Batch of rendered images of shape (N, H, W, 3).

pytorch3d.datasets.render_cubified_voxels(voxels: ~torch.Tensor, shader_type=<class 'pytorch3d.renderer.mesh.shader.HardPhongShader'>, device: str | ~torch.device = 'cpu', **kwargs)[source]

Use the Cubify operator to convert inputs voxels to a mesh and then render that mesh.

Parameters:

voxels – FloatTensor of shape (N, D, D, D) where N is the batch size and D is the number of voxels along each dimension.
shader_type – shader_type: shader_type: Shader to use for rendering. Examples include HardPhongShader (default), SoftPhongShader etc or any other type of valid Shader class.
device – Device (as str or torch.device) on which the tensors should be located.
**kwargs – Accepts any of the kwargs that the renderer supports.

Returns:

Batch of rendered images of shape (N, H, W, 3).

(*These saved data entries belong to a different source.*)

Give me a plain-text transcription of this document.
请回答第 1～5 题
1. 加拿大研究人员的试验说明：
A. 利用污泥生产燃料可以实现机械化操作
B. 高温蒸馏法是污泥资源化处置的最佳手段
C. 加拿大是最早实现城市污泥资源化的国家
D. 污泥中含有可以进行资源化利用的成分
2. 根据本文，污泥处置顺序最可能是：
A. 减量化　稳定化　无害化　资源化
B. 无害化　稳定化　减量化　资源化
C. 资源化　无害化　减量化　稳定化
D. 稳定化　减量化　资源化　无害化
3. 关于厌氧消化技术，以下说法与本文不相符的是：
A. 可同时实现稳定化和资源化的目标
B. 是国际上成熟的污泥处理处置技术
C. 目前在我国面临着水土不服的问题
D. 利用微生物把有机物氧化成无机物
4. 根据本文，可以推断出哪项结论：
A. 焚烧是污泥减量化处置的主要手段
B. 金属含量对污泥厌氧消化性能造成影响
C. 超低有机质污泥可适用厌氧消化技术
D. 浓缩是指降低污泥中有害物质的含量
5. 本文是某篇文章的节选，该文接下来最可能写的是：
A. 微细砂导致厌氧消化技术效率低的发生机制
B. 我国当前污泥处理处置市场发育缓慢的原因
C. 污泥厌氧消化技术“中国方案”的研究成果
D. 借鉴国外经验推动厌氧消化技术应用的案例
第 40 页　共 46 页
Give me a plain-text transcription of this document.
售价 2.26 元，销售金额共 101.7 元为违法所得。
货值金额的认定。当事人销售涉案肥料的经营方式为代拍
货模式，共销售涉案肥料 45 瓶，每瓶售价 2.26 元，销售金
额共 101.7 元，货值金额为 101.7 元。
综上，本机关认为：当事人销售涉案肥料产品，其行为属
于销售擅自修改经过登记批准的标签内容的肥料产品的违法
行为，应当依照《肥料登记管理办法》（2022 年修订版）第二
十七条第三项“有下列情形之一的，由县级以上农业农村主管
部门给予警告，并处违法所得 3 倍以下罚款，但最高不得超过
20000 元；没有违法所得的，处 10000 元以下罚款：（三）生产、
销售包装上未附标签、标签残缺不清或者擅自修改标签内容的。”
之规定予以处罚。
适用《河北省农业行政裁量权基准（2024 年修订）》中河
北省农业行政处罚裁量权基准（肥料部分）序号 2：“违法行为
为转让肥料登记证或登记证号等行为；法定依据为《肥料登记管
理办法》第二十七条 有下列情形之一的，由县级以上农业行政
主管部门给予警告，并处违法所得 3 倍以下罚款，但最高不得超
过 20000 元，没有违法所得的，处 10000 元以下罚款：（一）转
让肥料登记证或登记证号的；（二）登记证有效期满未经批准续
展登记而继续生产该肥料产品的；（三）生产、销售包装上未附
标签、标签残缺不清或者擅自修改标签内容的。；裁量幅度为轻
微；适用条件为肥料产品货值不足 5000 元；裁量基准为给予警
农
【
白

class pytorch3d.datasets.ShapeNetCore(data_dir, synsets=None, version: int = 1, load_textures: bool = True, texture_resolution: int = 4)[source]

Bases: ShapeNetBase

This class loads ShapeNetCore from a given directory into a Dataset object. ShapeNetCore is a subset of the ShapeNet dataset and can be downloaded from https://www.shapenet.org/.

__init__(data_dir, synsets=None, version: int = 1, load_textures: bool = True, texture_resolution: int = 4) → None[source]

Store each object’s synset id and models id from data_dir.

Parameters:

data_dir – Path to ShapeNetCore data.
synsets – List of synset categories to load from ShapeNetCore in the form of synset offsets or labels. A combination of both is also accepted. When no category is specified, all categories in data_dir are loaded.
version – (int) version of ShapeNetCore data in data_dir, 1 or 2. Default is set to be 1. Version 1 has 57 categories and version 2 has 55 categories. Note: version 1 has two categories 02858304(boat) and 02992529(cellphone) that are hyponyms of categories 04530566(watercraft) and 04401088(telephone) respectively. You can combine the categories manually if needed. Version 2 doesn’t have 02858304(boat) or 02834778(bicycle) compared to version 1.
load_textures – Boolean indicating whether textures should loaded for the model. Textures will be of type TexturesAtlas i.e. a texture map per face.
texture_resolution – Int specifying the resolution of the texture map per face created using the textures in the obj file. A (texture_resolution, texture_resolution, 3) map is created per face.

__getitem__(idx: int) → Dict[source]

Read a model by the given index.

Parameters:

idx – The idx of the model to be retrieved in the dataset.

Returns:

dictionary with following keys –

verts: FloatTensor of shape (V, 3).
faces: LongTensor of shape (F, 3) which indexes into the verts tensor.
synset_id (str): synset id
model_id (str): model id
label (str): synset label.

pytorch3d.datasets.collate_batched_meshes(batch: List[Dict])[source]

Take a list of objects in the form of dictionaries and merge them into a single dictionary. This function can be used with a Dataset object to create a torch.utils.data.Dataloader which directly returns Meshes objects. TODO: Add support for textures.

Parameters:

batch – List of dictionaries containing information about objects in the dataset.

Returns:

collated_dict –

Dictionary of collated lists. If batch contains both: verts and faces, a collated mesh batch is also returned.